MHP İL BAŞKANI HİKMET ÖKTE: “AKLIMIZI BAŞIMIZA ALMAZSAK BİZİ BU VATANDAN SÖKÜP ATACAKLAR, YA DA BURADA BİZİ GÖMÜP ÜZERİMİZDEN AŞACAKLAR”

Fethullahçı Terör Örgütü (FETÖ), 6 yıl önce bugün darbe girişiminde bulundu. Türkiye’nin dört bir yanında meydanlara çıkan vatandaşların da direnişiyle saatler içinde bastırılan girişim ile demokrasi tarihimizdeki bir kesintinin daha önüne geçildi. Bu yılki anma etkinliklerin teması da “Türkiye Aşkına” olarak belirlendi.

Burdur Cumhuriyet Meydanında düzenlenen 15 Temmuz Hain Fethullahçı Terör Örgütü darbe kalkışmasında kaybettiğimiz şehitleri anma gecesi gece geç saatlere kadar devam etti.

15 Temmuz Demokrasi ve Milli Birlik gününde çok sayıda vatandaş cumhuriyet meydanında bir araya geldi.

Burdur Milliyetçi Harekat Partisi İl Başkanı Hikmet Ökte yaptığı konuşmada, “Aklımızı başımıza almazsak, milli birlik ruhunu kaybedip birbirimize düşersek, açık açık uyarıyorum ki; ya bizi bu vatandan söküp atacaklar, ya da burada bizi gömüp üzerimizden aşacaklar” ifadeleri ile gecenin önemini vurguladı.

 

MHP İl Başkanı Ökte’nin açıklamasının devamı şöyle:

“Sayın Valim,Protokolün Saygın üyeleri, Hanım efendiler Beyefendiler Değerli hemşerilerim Valiliğimizin düzenlemiş olduğu 15 Temmuz Birlik ve Beraberlik programına hoş geldiniz sefalar getirdiniz.
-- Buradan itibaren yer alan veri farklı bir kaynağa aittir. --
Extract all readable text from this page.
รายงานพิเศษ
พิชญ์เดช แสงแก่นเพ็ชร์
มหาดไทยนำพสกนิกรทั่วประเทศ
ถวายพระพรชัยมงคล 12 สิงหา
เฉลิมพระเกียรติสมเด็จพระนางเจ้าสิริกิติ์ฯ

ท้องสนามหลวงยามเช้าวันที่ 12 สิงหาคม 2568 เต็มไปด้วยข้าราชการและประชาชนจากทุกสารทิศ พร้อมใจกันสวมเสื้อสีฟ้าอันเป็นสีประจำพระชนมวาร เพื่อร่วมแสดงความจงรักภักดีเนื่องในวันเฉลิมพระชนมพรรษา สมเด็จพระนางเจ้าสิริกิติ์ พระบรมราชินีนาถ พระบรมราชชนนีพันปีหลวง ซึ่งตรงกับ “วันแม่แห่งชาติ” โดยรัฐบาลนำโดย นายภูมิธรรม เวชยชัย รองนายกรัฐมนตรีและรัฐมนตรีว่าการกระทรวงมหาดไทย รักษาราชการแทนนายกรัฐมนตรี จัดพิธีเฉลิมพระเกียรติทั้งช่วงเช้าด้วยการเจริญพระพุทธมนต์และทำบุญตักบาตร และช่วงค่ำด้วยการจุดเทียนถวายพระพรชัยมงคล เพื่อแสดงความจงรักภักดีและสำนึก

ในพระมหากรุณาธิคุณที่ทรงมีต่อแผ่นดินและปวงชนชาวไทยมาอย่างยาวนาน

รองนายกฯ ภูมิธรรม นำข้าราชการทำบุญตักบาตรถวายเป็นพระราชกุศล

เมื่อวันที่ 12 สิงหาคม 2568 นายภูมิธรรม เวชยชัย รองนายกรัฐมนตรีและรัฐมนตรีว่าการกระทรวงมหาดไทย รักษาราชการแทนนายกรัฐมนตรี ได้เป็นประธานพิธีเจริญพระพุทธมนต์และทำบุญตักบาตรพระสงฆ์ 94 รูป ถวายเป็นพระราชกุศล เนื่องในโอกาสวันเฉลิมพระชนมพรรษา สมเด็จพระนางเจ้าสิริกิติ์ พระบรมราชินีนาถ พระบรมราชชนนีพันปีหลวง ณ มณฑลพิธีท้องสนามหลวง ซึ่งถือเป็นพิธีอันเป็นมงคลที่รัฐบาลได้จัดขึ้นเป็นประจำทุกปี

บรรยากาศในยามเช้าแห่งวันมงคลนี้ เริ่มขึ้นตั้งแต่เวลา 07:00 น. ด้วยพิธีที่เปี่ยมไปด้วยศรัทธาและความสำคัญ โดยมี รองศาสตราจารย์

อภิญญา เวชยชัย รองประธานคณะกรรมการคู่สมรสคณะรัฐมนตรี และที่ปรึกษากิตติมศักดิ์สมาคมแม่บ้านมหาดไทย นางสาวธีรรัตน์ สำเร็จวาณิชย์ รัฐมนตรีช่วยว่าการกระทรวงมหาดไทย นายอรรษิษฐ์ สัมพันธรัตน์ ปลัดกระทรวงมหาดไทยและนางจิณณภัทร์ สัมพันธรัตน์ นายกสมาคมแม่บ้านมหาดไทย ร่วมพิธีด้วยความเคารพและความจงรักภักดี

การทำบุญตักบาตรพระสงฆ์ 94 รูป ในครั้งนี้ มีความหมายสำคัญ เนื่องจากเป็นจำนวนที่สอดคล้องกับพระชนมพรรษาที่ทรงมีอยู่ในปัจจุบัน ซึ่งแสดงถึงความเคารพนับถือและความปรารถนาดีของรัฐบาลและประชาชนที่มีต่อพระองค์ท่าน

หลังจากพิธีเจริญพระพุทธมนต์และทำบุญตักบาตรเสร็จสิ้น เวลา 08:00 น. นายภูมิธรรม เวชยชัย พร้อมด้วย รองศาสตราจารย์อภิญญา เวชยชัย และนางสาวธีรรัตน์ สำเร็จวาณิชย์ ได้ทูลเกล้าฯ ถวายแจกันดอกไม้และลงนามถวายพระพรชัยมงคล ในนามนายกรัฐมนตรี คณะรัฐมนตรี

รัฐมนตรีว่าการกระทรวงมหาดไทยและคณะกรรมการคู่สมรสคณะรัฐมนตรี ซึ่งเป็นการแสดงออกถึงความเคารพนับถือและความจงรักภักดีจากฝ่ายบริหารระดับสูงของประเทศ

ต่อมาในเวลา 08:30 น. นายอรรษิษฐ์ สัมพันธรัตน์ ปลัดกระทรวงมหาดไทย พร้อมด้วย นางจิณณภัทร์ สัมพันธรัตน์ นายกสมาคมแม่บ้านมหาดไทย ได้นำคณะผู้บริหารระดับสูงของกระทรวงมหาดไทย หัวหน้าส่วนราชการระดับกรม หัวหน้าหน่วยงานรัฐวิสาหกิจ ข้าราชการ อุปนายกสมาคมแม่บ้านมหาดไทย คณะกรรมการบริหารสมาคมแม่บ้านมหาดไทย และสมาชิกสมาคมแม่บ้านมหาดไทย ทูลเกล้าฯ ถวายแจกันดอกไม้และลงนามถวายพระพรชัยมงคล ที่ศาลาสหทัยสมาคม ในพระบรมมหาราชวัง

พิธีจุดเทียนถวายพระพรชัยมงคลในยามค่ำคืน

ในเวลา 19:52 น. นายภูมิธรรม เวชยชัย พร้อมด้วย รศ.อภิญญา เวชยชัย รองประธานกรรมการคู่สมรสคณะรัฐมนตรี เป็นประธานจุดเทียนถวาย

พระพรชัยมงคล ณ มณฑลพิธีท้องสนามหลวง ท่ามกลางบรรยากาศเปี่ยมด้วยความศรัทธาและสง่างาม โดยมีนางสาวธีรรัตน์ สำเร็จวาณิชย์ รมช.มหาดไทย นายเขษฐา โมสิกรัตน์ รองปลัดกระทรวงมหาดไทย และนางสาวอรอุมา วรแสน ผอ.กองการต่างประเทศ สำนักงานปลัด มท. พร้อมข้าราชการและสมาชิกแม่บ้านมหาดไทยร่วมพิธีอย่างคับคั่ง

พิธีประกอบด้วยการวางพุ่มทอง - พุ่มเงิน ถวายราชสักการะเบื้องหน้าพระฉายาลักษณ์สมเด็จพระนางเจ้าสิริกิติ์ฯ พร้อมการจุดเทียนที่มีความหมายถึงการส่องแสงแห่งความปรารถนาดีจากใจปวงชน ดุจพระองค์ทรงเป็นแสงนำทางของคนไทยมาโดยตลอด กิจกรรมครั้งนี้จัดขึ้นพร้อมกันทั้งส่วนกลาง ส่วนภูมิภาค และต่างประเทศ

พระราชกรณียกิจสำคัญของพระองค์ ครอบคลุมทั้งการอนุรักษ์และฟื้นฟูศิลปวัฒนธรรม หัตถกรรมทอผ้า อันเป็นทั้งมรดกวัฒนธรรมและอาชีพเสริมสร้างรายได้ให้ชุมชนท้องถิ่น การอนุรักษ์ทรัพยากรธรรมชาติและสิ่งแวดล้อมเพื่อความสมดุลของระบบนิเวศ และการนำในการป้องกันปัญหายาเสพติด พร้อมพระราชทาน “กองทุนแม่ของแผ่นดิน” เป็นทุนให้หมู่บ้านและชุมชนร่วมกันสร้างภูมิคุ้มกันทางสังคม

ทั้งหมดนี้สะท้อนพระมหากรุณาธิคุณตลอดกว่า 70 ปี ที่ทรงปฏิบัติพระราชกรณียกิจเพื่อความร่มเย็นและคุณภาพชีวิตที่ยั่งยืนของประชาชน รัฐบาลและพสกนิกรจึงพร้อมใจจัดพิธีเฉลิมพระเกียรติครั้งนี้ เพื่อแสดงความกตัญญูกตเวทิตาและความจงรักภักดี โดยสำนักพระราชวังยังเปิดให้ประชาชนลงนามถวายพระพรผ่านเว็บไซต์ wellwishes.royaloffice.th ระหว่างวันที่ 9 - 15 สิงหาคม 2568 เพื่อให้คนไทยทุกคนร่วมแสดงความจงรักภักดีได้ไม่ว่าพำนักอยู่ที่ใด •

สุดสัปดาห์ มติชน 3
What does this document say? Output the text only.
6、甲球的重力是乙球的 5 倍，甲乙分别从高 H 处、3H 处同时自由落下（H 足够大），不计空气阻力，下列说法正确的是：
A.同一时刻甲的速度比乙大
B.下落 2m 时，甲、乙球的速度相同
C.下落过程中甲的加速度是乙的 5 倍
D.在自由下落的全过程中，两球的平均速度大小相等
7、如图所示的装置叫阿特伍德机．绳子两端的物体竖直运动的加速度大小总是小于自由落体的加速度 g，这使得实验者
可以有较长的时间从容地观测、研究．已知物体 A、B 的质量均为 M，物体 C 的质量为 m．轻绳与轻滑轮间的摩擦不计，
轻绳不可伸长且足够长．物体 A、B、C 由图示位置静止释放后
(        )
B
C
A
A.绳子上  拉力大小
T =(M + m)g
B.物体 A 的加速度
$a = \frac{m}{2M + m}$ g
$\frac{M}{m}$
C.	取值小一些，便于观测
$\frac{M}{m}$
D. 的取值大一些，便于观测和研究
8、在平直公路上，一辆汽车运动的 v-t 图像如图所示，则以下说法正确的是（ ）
Yakın tarihimizin, belki de tüm zamanların, en karanlık 15 Temmuz gününün Altıncı yıldönümü münasebetiyle, Cumhuriyet Meydanında toplanmış bulunuyoruz. Konuşmamın hemen başında muhterem heyetinizi, ekranları başında bizleri izleyen aziz hemşerilerimizi hürmet ve muhabbetle selamlıyorum. 15 Temmuz FETÖ hain saldırısına korkusuzca direnen, kanlarının son damlasına kadar mücadele ederek destan destan büyüyen aziz şehitlerimize Allah’tan rahmet niyaz ediyorum. O zulmet dolu gecede fedakârca, kahramanca, ardını önünü düşünmeden işgalcilerin karşısına dikilen gazilerimize, elbette büyük Türk milletine şükran ve saygılarımı sunuyorum.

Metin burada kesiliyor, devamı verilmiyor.